Keesokan harinya, titan berangkat menuju sekolah seperti biasa, membonceng sepeda

Reiza. “kemarin kamu kemana Rei ??”, desah Titan. “Akuu.., Cuma cari ketenangan kok.

Kenapa ? Khawatir ya ? Hayo ngaku ??”, sahutnya. “Iih, sok tau banget sih... dasar..”, balas

Titan plus pukulan sekeras-kerasnya pada punggung kakaknya. Tak lama kemudian, gerbang

hijau yang menganga hanya berjarak sejengkal saja. Reiza pun menghentikan kayuhannya

dan mempersilahkan adiknya untuk turun. Tanpa ragu sedikitpun, Titan turun dengan

Page 3: cerpen (Azalia)

mengentakkan kedua kakinya keras-keras pada tanah, lalu setelah mengacak – acak rambut

kakaknya ia pun melenggang pergi.

Hiruk - pikuk kota jakarta memenuhi telinganya, pikirannya hanya tertuju pada Titan,

dan bertanya-tanya ada apa sebenarnya, mengapa Titan berbuat demikian.
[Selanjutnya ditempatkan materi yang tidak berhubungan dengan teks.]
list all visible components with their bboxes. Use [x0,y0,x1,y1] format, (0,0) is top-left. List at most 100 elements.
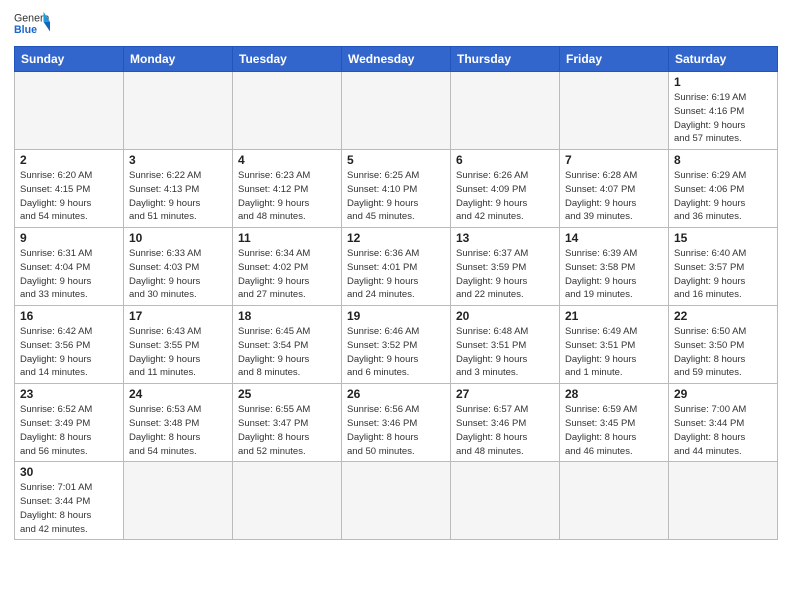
calendar-cell-w4d3: 26Sunrise: 6:56 AM Sunset: 3:46 PM Dayli… [342,384,451,462]
calendar-cell-w1d2: 4 Sunrise: 6:23 AM Sunset: 4:12 PM Daylig… [233,150,342,228]
day-number: 7 [565,153,663,167]
calendar-cell-w0d2 [233,72,342,150]
day-info: Sunrise: 6:53 AM Sunset: 3:48 PM Dayligh… [129,403,227,458]
weekday-tuesday: Tuesday [233,47,342,72]
calendar-cell-w4d5: 28 Sunrise: 6:59 AM Sunset: 3:45 PM Dayli… [560,384,669,462]
calendar-cell-w2d1: 10 Sunrise: 6:33 AM Sunset: 4:03 PM Dayli… [124,228,233,306]
day-number: 22 [674,309,772,323]
day-info: Sunrise: 6:26 AM Sunset: 4:09 PM Dayligh… [456,169,554,224]
calendar-cell-w4d4: 27Sunrise: 6:57 AM Sunset: 3:46 PM Dayli… [451,384,560,462]
calendar-cell-w3d6: 22 Sunrise: 6:50 AM Sunset: 3:50 PM Dayli… [669,306,778,384]
calendar-cell-w2d4: 13Sunrise: 6:37 AM Sunset: 3:59 PM Dayli… [451,228,560,306]
calendar-cell-w1d3: 5 Sunrise: 6:25 AM Sunset: 4:10 PM Daylig… [342,150,451,228]
calendar-cell-w2d5: 14 Sunrise: 6:39 AM Sunset: 3:58 PM Dayli… [560,228,669,306]
calendar-cell-w5d2 [233,462,342,540]
day-number: 9 [20,231,118,245]
calendar-cell-w0d3 [342,72,451,150]
day-info: Sunrise: 6:56 AM Sunset: 3:46 PM Dayligh… [347,403,445,458]
day-info: Sunrise: 6:49 AM Sunset: 3:51 PM Dayligh… [565,325,663,380]
day-info: Sunrise: 6:28 AM Sunset: 4:07 PM Dayligh… [565,169,663,224]
day-number: 14 [565,231,663,245]
weekday-saturday: Saturday [669,47,778,72]
header: General Blue [14,10,778,40]
calendar-cell-w4d6: 29Sunrise: 7:00 AM Sunset: 3:44 PM Dayli… [669,384,778,462]
weekday-monday: Monday [124,47,233,72]
day-info: Sunrise: 6:31 AM Sunset: 4:04 PM Dayligh… [20,247,118,302]
day-number: 28 [565,387,663,401]
calendar-cell-w5d5 [560,462,669,540]
calendar-cell-w3d1: 17Sunrise: 6:43 AM Sunset: 3:55 PM Dayli… [124,306,233,384]
weekday-sunday: Sunday [15,47,124,72]
day-number: 21 [565,309,663,323]
day-number: 1 [674,75,772,89]
calendar-cell-w5d4 [451,462,560,540]
day-number: 8 [674,153,772,167]
day-number: 27 [456,387,554,401]
calendar-cell-w2d0: 9 Sunrise: 6:31 AM Sunset: 4:04 PM Daylig… [15,228,124,306]
calendar-cell-w0d4 [451,72,560,150]
day-info: Sunrise: 6:20 AM Sunset: 4:15 PM Dayligh… [20,169,118,224]
calendar-week-2: 9 Sunrise: 6:31 AM Sunset: 4:04 PM Daylig… [15,228,778,306]
weekday-wednesday: Wednesday [342,47,451,72]
calendar-week-0: 1 Sunrise: 6:19 AM Sunset: 4:16 PM Daylig… [15,72,778,150]
calendar-table: SundayMondayTuesdayWednesdayThursdayFrid… [14,46,778,540]
calendar-cell-w3d0: 16Sunrise: 6:42 AM Sunset: 3:56 PM Dayli… [15,306,124,384]
calendar-cell-w2d3: 12Sunrise: 6:36 AM Sunset: 4:01 PM Dayli… [342,228,451,306]
day-number: 12 [347,231,445,245]
day-number: 20 [456,309,554,323]
day-info: Sunrise: 6:40 AM Sunset: 3:57 PM Dayligh… [674,247,772,302]
day-info: Sunrise: 7:01 AM Sunset: 3:44 PM Dayligh… [20,481,118,536]
calendar-cell-w0d0 [15,72,124,150]
calendar-cell-w3d3: 19 Sunrise: 6:46 AM Sunset: 3:52 PM Dayli… [342,306,451,384]
day-info: Sunrise: 6:37 AM Sunset: 3:59 PM Dayligh… [456,247,554,302]
day-info: Sunrise: 6:50 AM Sunset: 3:50 PM Dayligh… [674,325,772,380]
calendar-cell-w0d1 [124,72,233,150]
day-number: 11 [238,231,336,245]
calendar-cell-w4d2: 25 Sunrise: 6:55 AM Sunset: 3:47 PM Dayli… [233,384,342,462]
calendar-cell-w3d4: 20Sunrise: 6:48 AM Sunset: 3:51 PM Dayli… [451,306,560,384]
calendar-week-1: 2Sunrise: 6:20 AM Sunset: 4:15 PM Daylig… [15,150,778,228]
svg-text:Blue: Blue [14,24,37,36]
day-info: Sunrise: 6:34 AM Sunset: 4:02 PM Dayligh… [238,247,336,302]
calendar-week-3: 16Sunrise: 6:42 AM Sunset: 3:56 PM Dayli… [15,306,778,384]
day-info: Sunrise: 6:46 AM Sunset: 3:52 PM Dayligh… [347,325,445,380]
day-info: Sunrise: 6:45 AM Sunset: 3:54 PM Dayligh… [238,325,336,380]
logo: General Blue [14,10,50,40]
day-info: Sunrise: 6:19 AM Sunset: 4:16 PM Dayligh… [674,91,772,146]
calendar-cell-w5d1 [124,462,233,540]
day-info: Sunrise: 6:23 AM Sunset: 4:12 PM Dayligh… [238,169,336,224]
day-number: 30 [20,465,118,479]
day-number: 19 [347,309,445,323]
weekday-header-row: SundayMondayTuesdayWednesdayThursdayFrid… [15,47,778,72]
calendar-cell-w0d6: 1 Sunrise: 6:19 AM Sunset: 4:16 PM Daylig… [669,72,778,150]
calendar-cell-w3d2: 18Sunrise: 6:45 AM Sunset: 3:54 PM Dayli… [233,306,342,384]
day-info: Sunrise: 6:22 AM Sunset: 4:13 PM Dayligh… [129,169,227,224]
day-number: 29 [674,387,772,401]
calendar-cell-w4d1: 24 Sunrise: 6:53 AM Sunset: 3:48 PM Dayli… [124,384,233,462]
day-info: Sunrise: 6:39 AM Sunset: 3:58 PM Dayligh… [565,247,663,302]
calendar-cell-w1d1: 3 Sunrise: 6:22 AM Sunset: 4:13 PM Daylig… [124,150,233,228]
day-info: Sunrise: 6:59 AM Sunset: 3:45 PM Dayligh… [565,403,663,458]
calendar-cell-w5d3 [342,462,451,540]
day-number: 25 [238,387,336,401]
day-number: 16 [20,309,118,323]
calendar-cell-w4d0: 23 Sunrise: 6:52 AM Sunset: 3:49 PM Dayli… [15,384,124,462]
calendar-cell-w0d5 [560,72,669,150]
day-number: 23 [20,387,118,401]
day-number: 3 [129,153,227,167]
calendar-week-4: 23 Sunrise: 6:52 AM Sunset: 3:49 PM Dayli… [15,384,778,462]
calendar-cell-w1d5: 7 Sunrise: 6:28 AM Sunset: 4:07 PM Daylig… [560,150,669,228]
day-number: 5 [347,153,445,167]
page: General Blue SundayMondayTuesdayWednesda… [0,0,792,612]
day-info: Sunrise: 6:52 AM Sunset: 3:49 PM Dayligh… [20,403,118,458]
day-number: 10 [129,231,227,245]
day-info: Sunrise: 6:25 AM Sunset: 4:10 PM Dayligh… [347,169,445,224]
day-number: 24 [129,387,227,401]
day-info: Sunrise: 6:55 AM Sunset: 3:47 PM Dayligh… [238,403,336,458]
day-info: Sunrise: 6:33 AM Sunset: 4:03 PM Dayligh… [129,247,227,302]
day-number: 15 [674,231,772,245]
calendar-cell-w3d5: 21 Sunrise: 6:49 AM Sunset: 3:51 PM Dayli… [560,306,669,384]
day-number: 4 [238,153,336,167]
weekday-friday: Friday [560,47,669,72]
calendar-cell-w1d6: 8Sunrise: 6:29 AM Sunset: 4:06 PM Daylig… [669,150,778,228]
Mengacak-acak

rambutnya, itu manis sekali. Ilusi wajah titan melintas sili berganti, semakin cepat, dan cepat.

Sampai ia tak mampu melihat apapun, hanya beberapa suara yang terdengar histeris

memanggil namanya.

Cristal cair mengalir dari mata indah Titan. Dalam sekejap ia memungut isi tas yang

tercecer di meja dan pergi. Terduduk di sisi tubuh Reiza yang kini telah terbujur kaku, Titan

tak mampu menahan gejolak air matanya. Berlari karena tidak percaya, menangis karena

terluka, mengurung diri di tempat yang tak seorang pun akan mencarinya. Tanpa sengaja, ia

memukul tumpukan kardus di sampingnya, nampak selembar kertas berserakan menyeruak

keluar dari dalam kardus yang tumpah. Tertera nama yang tak asing bagi Titan, Reiza. Betapa

terkejutnya ia, ketika melihat beberapa lembar kertas yang ternyata adalah akta kelahiran

Reiza dan Titan. Pada akta kelahirannya tertulis nama ibu yaitu Rena Astika, sedangkan pada

akta milik Reiza tertulis nama ibu Fatia Nur. Namun, pada kedua akta tersebut juga tertulis

nama Ayah yang berbeda. Ia menanyakan keganjilan ini pada ibunya, dan ternyata benar,

bahwa dirinya dan Reiza bukanlah saudara kandung. Kekecewaan yang merayap masuk

melalui celah tulang rusuk nya, meracuni seluruh hati dan pikirannya saat itu, ia pun beranjak

dari kursi dan berlari sekuat- kuatnya menuju dermaga hingga ia lelah dan menangis sejadi -

jadinya.

“Just like a dark chocolate, it’s bitter and sweet. That’s

what love is...”“Everyone know it’s bitter.. But they keep consuming on

it..”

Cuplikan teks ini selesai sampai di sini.